The sanctions to 12 Syrian entities eliminated, including the Ministries of Defense and Interior.
The United Kingdom has eliminated its sanctions to 12 entities of the Syrian government, including defense and interior mines and the General Directorate of Intelligence.
Thursday’s measure was held four months after the Hayat Tahrir Al-Sham (HTS) armed group led opposition groups to expel President Bashar al-Assad after more than 13 years of war.
Entities eliminated from the list of sanctions will no longer be subject to asset freezing, read The notice published by the implementation of the United Kingdom Financial Sanctions Office in London.
Those led by the sanctions were “involved in the repression of the civilian population in Syria” or had been “involved in the support or benefit of the Syrian regime” or Al-Assad, notification to the notification, which did not give an explanation for the list.
In March, the British government does not freeze the assets of the Central Bank of Syria and 23 other entities, including banks and oil companies. However, he has emphasized that the sanctions to the members of the Al-Assad regime would remain in place.
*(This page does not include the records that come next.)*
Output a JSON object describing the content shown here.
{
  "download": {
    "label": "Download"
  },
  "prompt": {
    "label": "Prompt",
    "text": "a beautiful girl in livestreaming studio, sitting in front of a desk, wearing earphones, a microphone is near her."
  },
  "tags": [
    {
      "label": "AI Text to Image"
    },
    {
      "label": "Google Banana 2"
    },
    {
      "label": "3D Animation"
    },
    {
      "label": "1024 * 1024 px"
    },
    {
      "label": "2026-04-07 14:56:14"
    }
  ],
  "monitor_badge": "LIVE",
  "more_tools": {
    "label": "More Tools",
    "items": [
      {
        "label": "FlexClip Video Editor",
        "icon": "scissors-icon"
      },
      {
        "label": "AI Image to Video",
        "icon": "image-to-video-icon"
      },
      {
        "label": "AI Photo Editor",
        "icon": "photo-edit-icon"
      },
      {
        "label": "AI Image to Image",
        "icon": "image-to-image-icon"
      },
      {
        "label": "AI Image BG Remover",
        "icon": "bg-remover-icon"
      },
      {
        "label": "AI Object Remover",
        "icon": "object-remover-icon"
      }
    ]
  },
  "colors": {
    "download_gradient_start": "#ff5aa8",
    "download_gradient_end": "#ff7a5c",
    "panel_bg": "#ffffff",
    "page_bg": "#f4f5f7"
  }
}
The new Syrian government led by HTS is trying to persuade Western capitals that paralyzing international sanctions must be lifted.
Speaking at a television event with former British prime minister Tony Blair, Sirio Foreign Minister Asaad al-Shaibani said earlier this year: “We inherit many problems of the Assad regime, but eliminating economic sanctions is key to the stability of stability.”
Some countries, including the United States, have said that they will wait to see how new authorities exercise their power and guarantee human rights before lifting sanctions, opting for specific and temporal exemptions.
Last week, a United Nations visiting official asked the Syrian authorities to begin the economic recovery process without waiting for Western sanctions to rise.
“Waiting for the sanctions to be lifted anywhere,” Abdallah told Dardari, regional head of the Arab States of the United Nations Development Program (UNDP), to the AFP news agency in an interview in Damascus.
Decades are needed to recover
An UNDP February report estimated that at current growth rates, Syria would need more than 50 years to return to the economic level before the war, and requested a massive investment to accelerate the process.
The UN study said that nine out of 10 Syrians now live in poverty, a quarter are unemployed and Syria’s GDP “has been reduced to less than half of its value” in 2011, the year in which war.
The Syrian Human Development Index score, which Factor in the Life, Education and Light of Lifetime expectations, has fallen to its sausage level since it was first included in the index in 1990, which means that war erased decades of development.
The UNDP report estimated the duration of “GDP lost” by Syria, the 2011-2024 war is approximately $ 800 billion.